Klapa singing is closely associated with the Croatian costal region of Dalmatia, usually perceived as belonging to Mediterranean identity and culture. The emergence of neoklapa is understood in this paper as a part of the process of the Mediterraneanification of Croatian identity, which is also a process of steering Croatia away from Balkan identification. Thus, in neoklapa, this “practical Mediterraneanism” discursively merges with heritage discourse, given that the latter enables the smooth “instrumentalization of heritage for present day concerns and interests.” In the process, neo/klapa is assigned a symbolic capital, an aura of almost “unquestionable value,” which enables it to be harnessed for other (e.g. nationalistic, touristic) ends. Together with the theoretical framework based on cultural and critical heritage studies, the discussion of identity representations discussed here will rely on the multimodal stylistic analysis of several neoklapa texts.  
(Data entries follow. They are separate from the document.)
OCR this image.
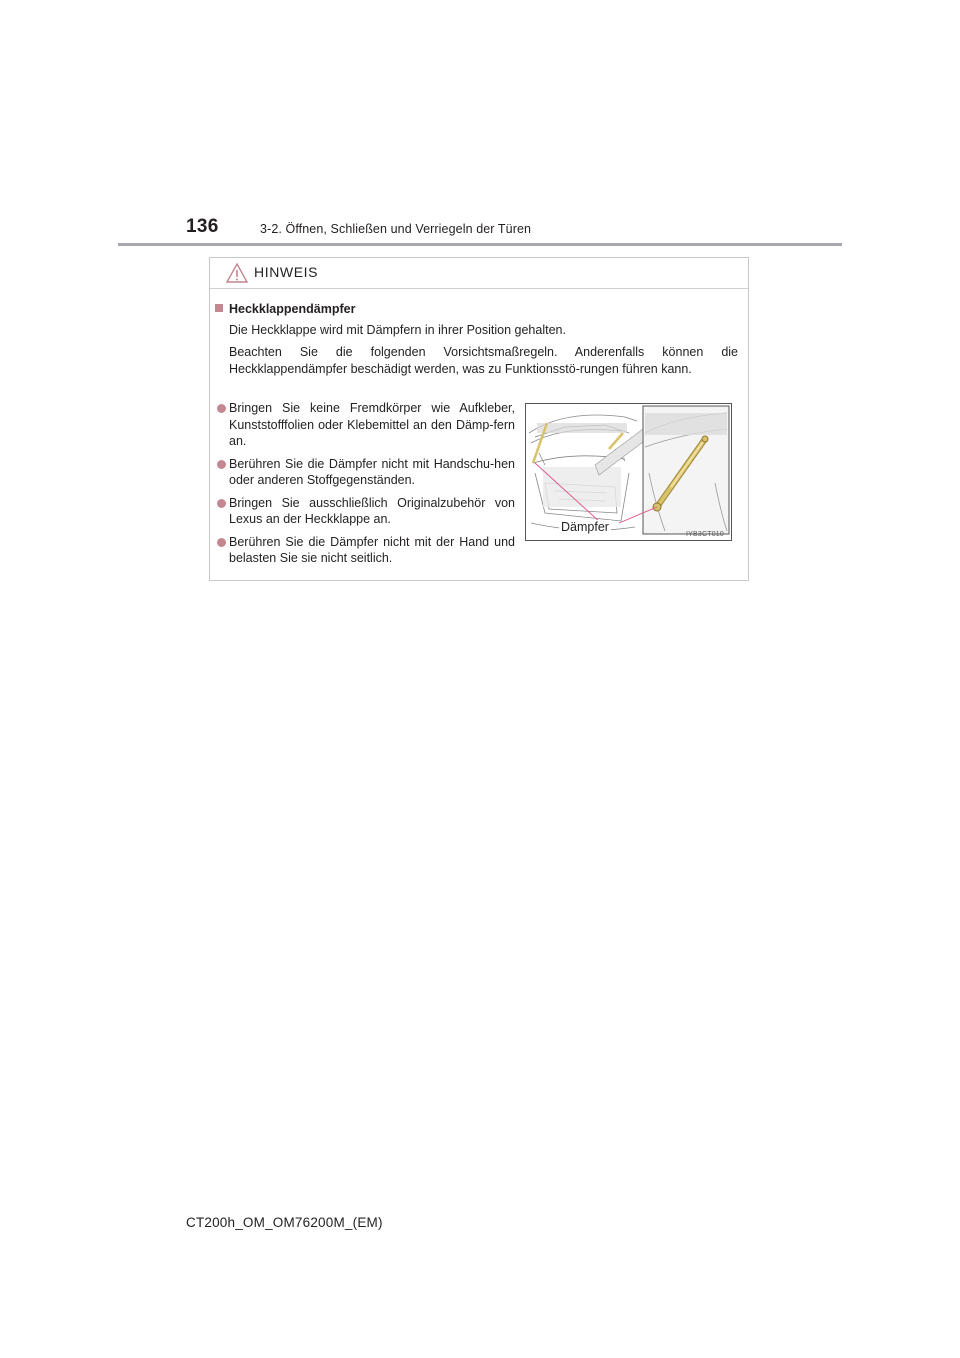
136	3-2. Öffnen, Schließen und Verriegeln der Türen
HINWEIS
Heckklappendämpfer
Die Heckklappe wird mit Dämpfern in ihrer Position gehalten.
Beachten Sie die folgenden Vorsichtsmaßregeln. Anderenfalls können die Heckklappendämpfer beschädigt werden, was zu Funktionsstö-rungen führen kann.
Bringen Sie keine Fremdkörper wie Aufkleber, Kunststofffolien oder Klebemittel an den Dämp-fern an.
Berühren Sie die Dämpfer nicht mit Handschu-hen oder anderen Stoffgegenständen.
Bringen Sie ausschließlich Originalzubehör von Lexus an der Heckklappe an.
Berühren Sie die Dämpfer nicht mit der Hand und belasten Sie sie nicht seitlich.
Dämpfer
IYB3CT010
CT200h_OM_OM76200M_(EM)
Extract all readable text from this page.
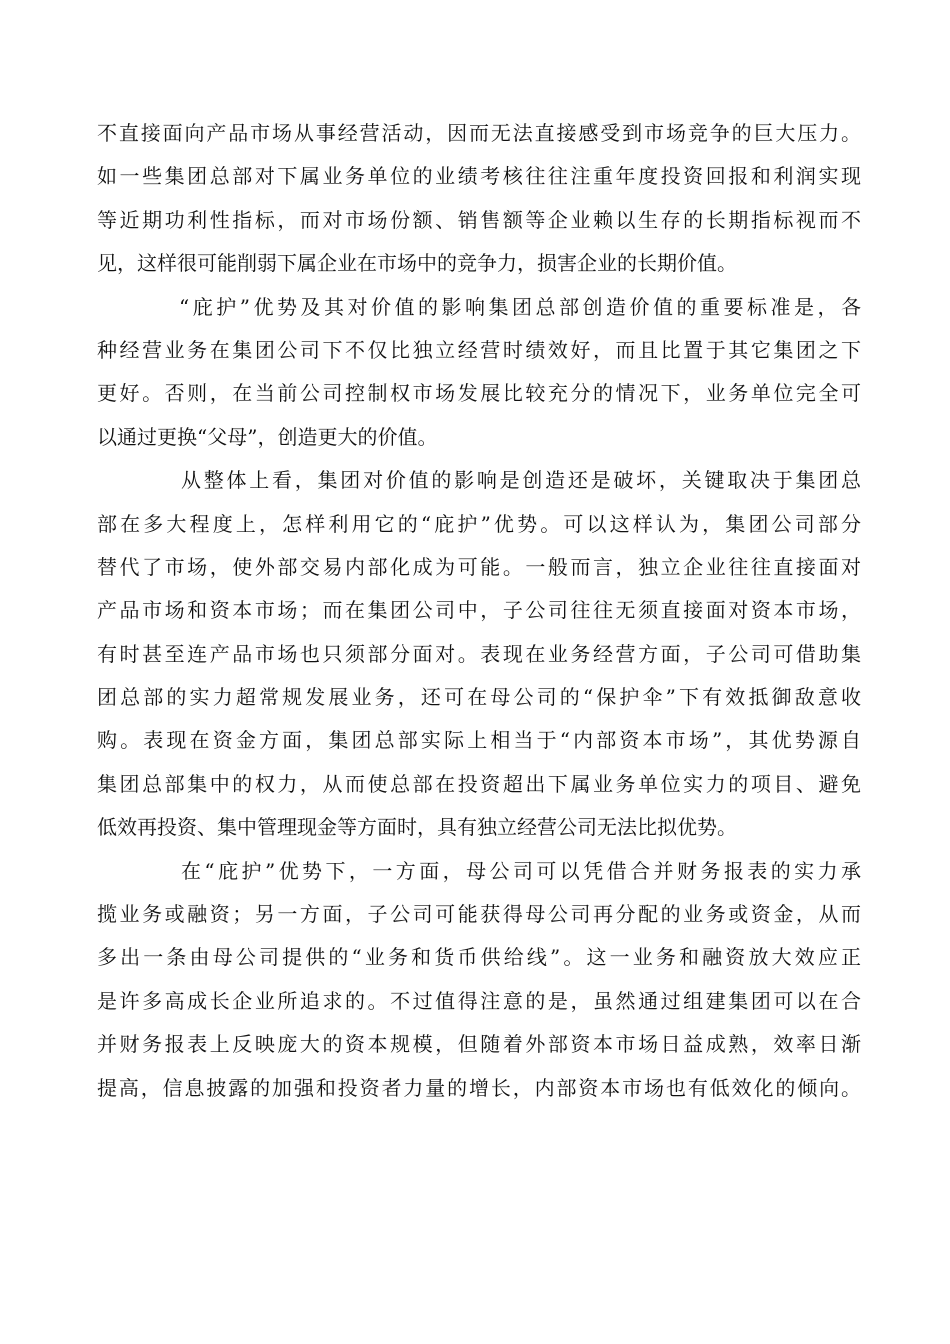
不直接面向产品市场从事经营活动，因而无法直接感受到市场竞争的巨大压力。
如一些集团总部对下属业务单位的业绩考核往往注重年度投资回报和利润实现
等近期功利性指标，而对市场份额、销售额等企业赖以生存的长期指标视而不
见，这样很可能削弱下属企业在市场中的竞争力，损害企业的长期价值。
“庇护”优势及其对价值的影响集团总部创造价值的重要标准是，各
种经营业务在集团公司下不仅比独立经营时绩效好，而且比置于其它集团之下
更好。否则，在当前公司控制权市场发展比较充分的情况下，业务单位完全可
以通过更换“父母”，创造更大的价值。
从整体上看，集团对价值的影响是创造还是破坏，关键取决于集团总
部在多大程度上，怎样利用它的“庇护”优势。可以这样认为，集团公司部分
替代了市场，使外部交易内部化成为可能。一般而言，独立企业往往直接面对
产品市场和资本市场；而在集团公司中，子公司往往无须直接面对资本市场，
有时甚至连产品市场也只须部分面对。表现在业务经营方面，子公司可借助集
团总部的实力超常规发展业务，还可在母公司的“保护伞”下有效抵御敌意收
购。表现在资金方面，集团总部实际上相当于“内部资本市场”，其优势源自
集团总部集中的权力，从而使总部在投资超出下属业务单位实力的项目、避免
低效再投资、集中管理现金等方面时，具有独立经营公司无法比拟优势。
在“庇护”优势下，一方面，母公司可以凭借合并财务报表的实力承
揽业务或融资；另一方面，子公司可能获得母公司再分配的业务或资金，从而
多出一条由母公司提供的“业务和货币供给线”。这一业务和融资放大效应正
是许多高成长企业所追求的。不过值得注意的是，虽然通过组建集团可以在合
并财务报表上反映庞大的资本规模，但随着外部资本市场日益成熟，效率日渐
提高，信息披露的加强和投资者力量的增长，内部资本市场也有低效化的倾向。
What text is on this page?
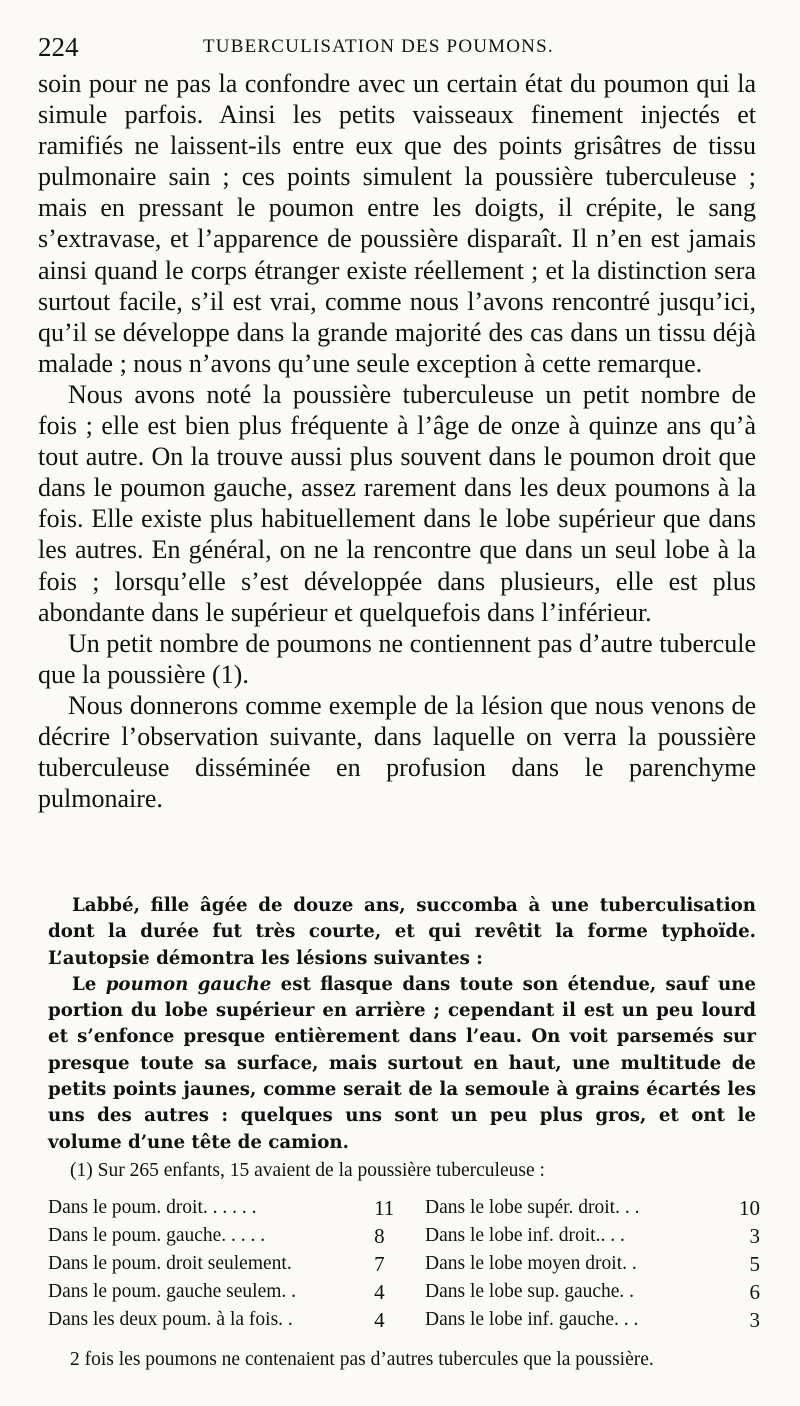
224	TUBERCULISATION DES POUMONS.

soin pour ne pas la confondre avec un certain état du poumon qui la simule parfois. Ainsi les petits vaisseaux finement injectés et ramifiés ne laissent-ils entre eux que des points grisâtres de tissu pulmonaire sain ; ces points simulent la poussière tuberculeuse ; mais en pressant le poumon entre les doigts, il crépite, le sang s’extravase, et l’apparence de poussière disparaît. Il n’en est jamais ainsi quand le corps étranger existe réellement ; et la distinction sera surtout facile, s’il est vrai, comme nous l’avons rencontré jusqu’ici, qu’il se développe dans la grande majorité des cas dans un tissu déjà malade ; nous n’avons qu’une seule exception à cette remarque.

Nous avons noté la poussière tuberculeuse un petit nombre de fois ; elle est bien plus fréquente à l’âge de onze à quinze ans qu’à tout autre. On la trouve aussi plus souvent dans le poumon droit que dans le poumon gauche, assez rarement dans les deux poumons à la fois. Elle existe plus habituellement dans le lobe supérieur que dans les autres. En général, on ne la rencontre que dans un seul lobe à la fois ; lorsqu’elle s’est développée dans plusieurs, elle est plus abondante dans le supérieur et quelquefois dans l’inférieur.

Un petit nombre de poumons ne contiennent pas d’autre tubercule que la poussière (1).

Nous donnerons comme exemple de la lésion que nous venons de décrire l’observation suivante, dans laquelle on verra la poussière tuberculeuse disséminée en profusion dans le parenchyme pulmonaire.

Labbé, fille âgée de douze ans, succomba à une tuberculisation dont la durée fut très courte, et qui revêtit la forme typhoïde. L’autopsie démontra les lésions suivantes :

Le poumon gauche est flasque dans toute son étendue, sauf une portion du lobe supérieur en arrière ; cependant il est un peu lourd et s’enfonce presque entièrement dans l’eau. On voit parsemés sur presque toute sa surface, mais surtout en haut, une multitude de petits points jaunes, comme serait de la semoule à grains écartés les uns des autres : quelques uns sont un peu plus gros, et ont le volume d’une tête de camion.

(1) Sur 265 enfants, 15 avaient de la poussière tuberculeuse :
Dans le poum. droit. . . . . .	11	Dans le lobe supér. droit. . .	10
Dans le poum. gauche. . . . .	8	Dans le lobe inf. droit.. . .	3
Dans le poum. droit seulement.	7	Dans le lobe moyen droit. .	5
Dans le poum. gauche seulem. .	4	Dans le lobe sup. gauche. .	6
Dans les deux poum. à la fois. .	4	Dans le lobe inf. gauche. . .	3
2 fois les poumons ne contenaient pas d’autres tubercules que la poussière.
The examination of representations of region (Dalmatia), nation (Croatia), and Mediterranean and Balkan identifications in the neoklapa texts will proceed in two stages. First, the representation of Dalmatian identity will be discussed as ethnographically dualistic (littoral perceived as Mediterranean, and the hinterland perceived as Dinaric/Balkan). Second, the question of how these dynamics inherent to the regional identity representations are transferred to the national level will be examined. Within this discussion, neoklapa and tourist discourse overlap in representing Croatia as the “Mediterranean as it once was” (Tourist Board slogan 2002–15).  

Narrowing the broader examination of representations, the following issues will be tackled: (a) the essentializing conceptualization of Mediterranean identity in neo/klapa as a given, homogeneous, Western, European, and static; (b) the omission and/or appropriation of the Dinaric/Balkan elements in representation of regional/national identity—including other, non–klapa cultural heritage, such as ojkanje, a UNESCO ICH element in need of urgent safeguarding; and (c) the rejection of hybrid identities on the Mediterranean–Balkan dynamic, and their latent visibility. In addition to these issues, the presentation will briefly bring the recent development of neo/klapa affiliations and practices outside Croatia (Montenegro, Serbia, Bosnia, and Herzegovina) to attention. The latter case especially problematizes Croatia’s exclusive claim to klapa singing, and further complicates the Mediterranean-Balkan identification dynamic.